Two other important changes to the Code relating to the publication of names
The second change to the Code approved in Melbourne to take effect from 1 January 2012 is that the description or diagnosis required for valid publication of the name of a new taxon for all organisms falling under the Code may be in either English or Latin. This is the current provision for names of plant fossils, but all new non-fossil taxa have required a Latin description or diagnosis (fungi and plants from 1 January 1935; algae (including cyanobacteria, if treated under the Code) from 1 January 1958). This has no bearing on the form of scientific names, which continue to be Latin or treated as Latin. Individual journal requirements for Latin and/or English will, of course, be determined by the editors of those journals.
A third change to the Code approved in Melbourne relating to publication of names, but one not taking effect until 1 January 2013 (not 1 January 2012 as reported by Miller et al., 2011), is that all new names of organisms treated as fungi must, as an additional requirement for valid publication, include in the protologue (everything associated with a name at its valid publication) the citation of an identifier issued by a recognized repository (such as MycoBank, 2011). This will be publicized separately.
The requirement for a unique identifier for new names of fungi on or after 1 January 2013 does not apply to plants or algae; there is no need for authors of new names in these groups to request Life Science Identifiers (LSIDs) – or other identifiers – from indexing centres.

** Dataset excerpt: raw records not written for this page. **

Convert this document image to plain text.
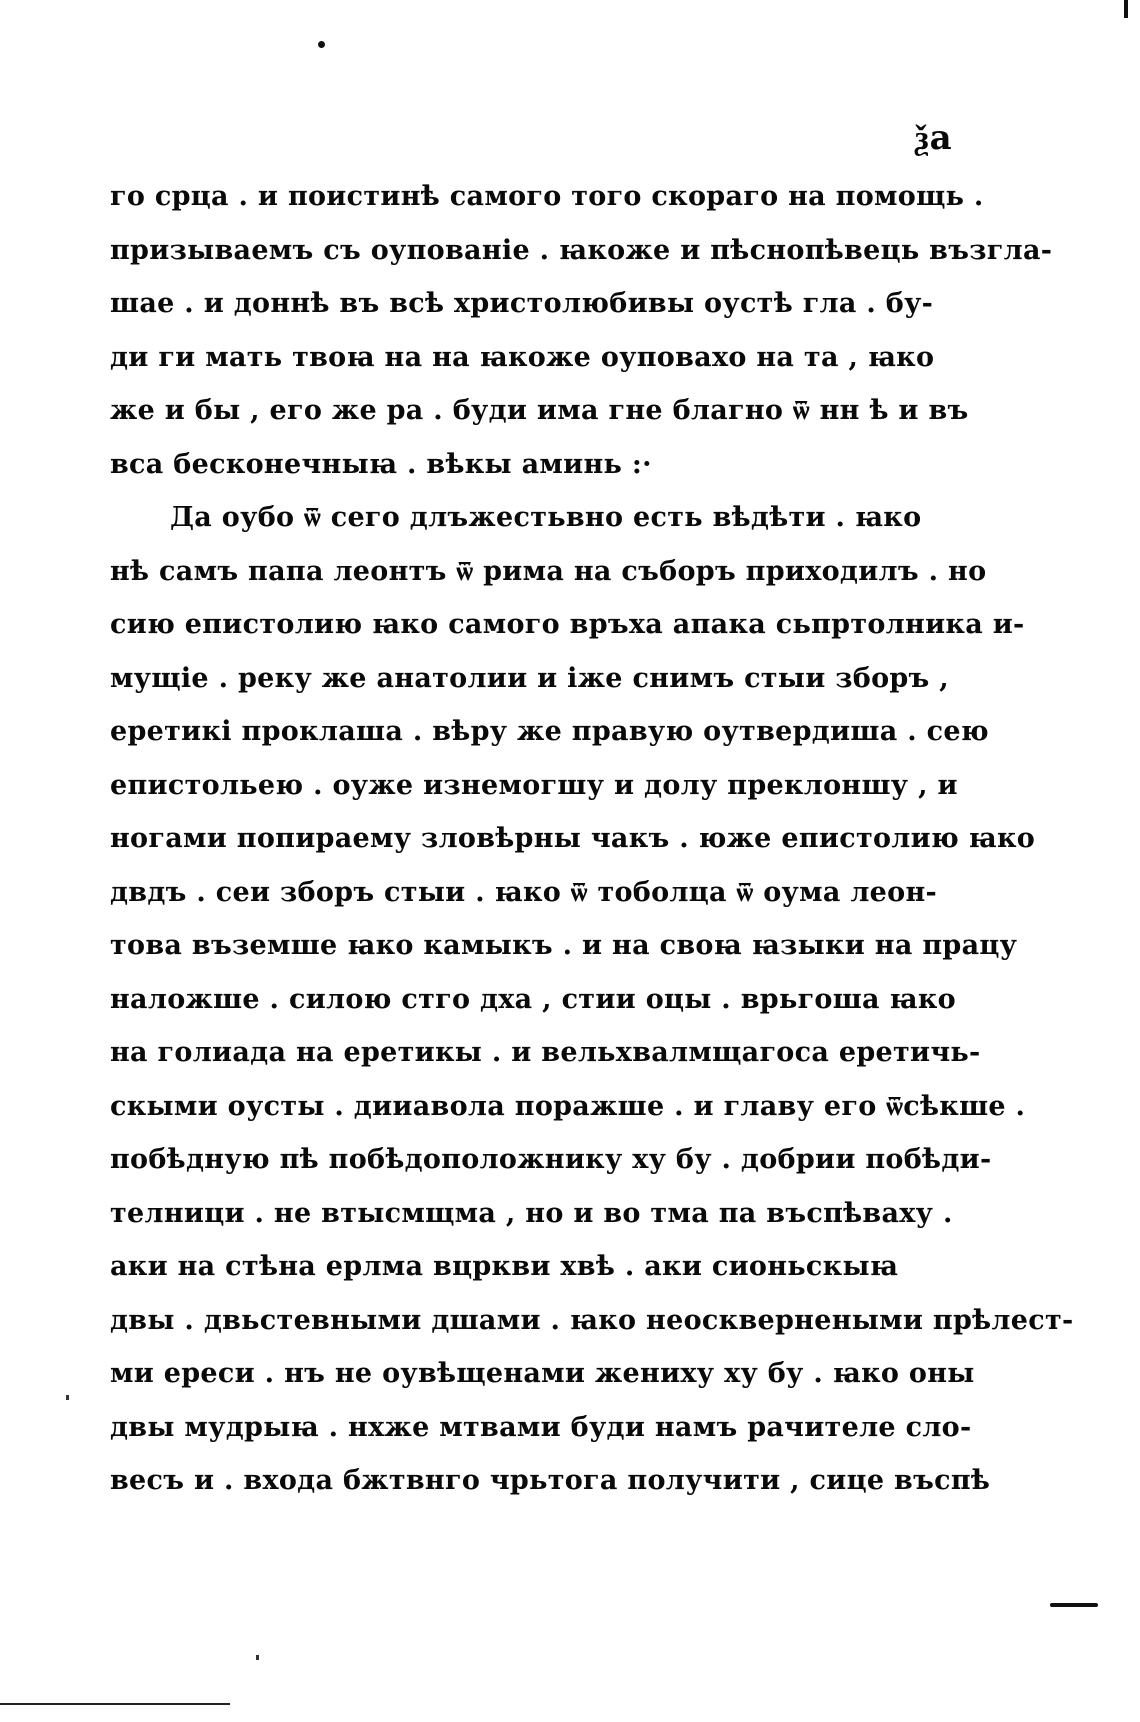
ѯа
го срца . и поистинѣ самого того скораго на помощь .
призываемъ съ оупованіе . ꙗкоже и пѣснопѣвець възгла-
шае . и доннѣ въ всѣ христолюбивы оустѣ гла . бу-
ди ги мать твоꙗ на на ꙗкоже оуповахо на та , ꙗко
же и бы , его же ра . буди има гне благно ѿ нн ѣ и въ
вса бесконечныꙗ . вѣкы аминь :·
Да оубо ѿ сего длъжестьвно есть вѣдѣти . ꙗко
нѣ самъ папа леонтъ ѿ рима на съборъ приходилъ . но
сию епистолию ꙗко самого връха апака сьпртолника и-
мущіе . реку же анатолии и іже снимъ стыи зборъ ,
еретикі проклаша . вѣру же правую оутвердиша . сею
епистольею . оуже изнемогшу и долу преклоншу , и
ногами попираему зловѣрны чакъ . юже епистолию ꙗко
двдъ . сеи зборъ стыи . ꙗко ѿ тоболца ѿ оума леон-
това въземше ꙗко камыкъ . и на своꙗ ꙗзыки на працу
наложше . силою стго дха , стии оцы . врьгоша ꙗко
на голиада на еретикы . и вельхвалмщагоса еретичь-
скыми оусты . дииавола поражше . и главу его ѿсѣкше .
побѣдную пѣ побѣдоположнику ху бу . добрии побѣди-
телници . не втысмщма , но и во тма па въспѣваху .
аки на стѣна ерлма вцркви хвѣ . аки сионьскыꙗ
двы . двьстевными дшами . ꙗко неосквернеными прѣлест-
ми ереси . нъ не оувѣщенами жениху ху бу . ꙗко оны
двы мудрыꙗ . нхже мтвами буди намъ рачителе сло-
весъ и . входа бжтвнго чрьтога получити , сице въспѣ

S.K. is supported by the NSF’s Planetary Biodiversity Inventory program (DEB-0316614, ‘PBI Solanum – a worldwide treatment’). J.M.’s and N.J.T.’s attendance at the Nomenclature Section of the XVIII IBC in Melbourne was supported in part by the International Association for Plant Taxonomy (IAPT). We thank Katherine Challis (Kew) for helpful comments. To encourage dissemination of the changes made to the International Code of Nomenclature for algae, fungi, and plants, this article will be published in BMC Evolutionary Biology, Botanical Journal of the Linnean Society, Brittonia, Cladistics, MycoKeys, Mycotaxon, New Phytologist, North American Fungi, Novon, Opuscula Philolichenum, PhytoKeys, Phytoneuron, Phytotaxa, Plant Diversity and Resources, Systematic Botany and Taxon.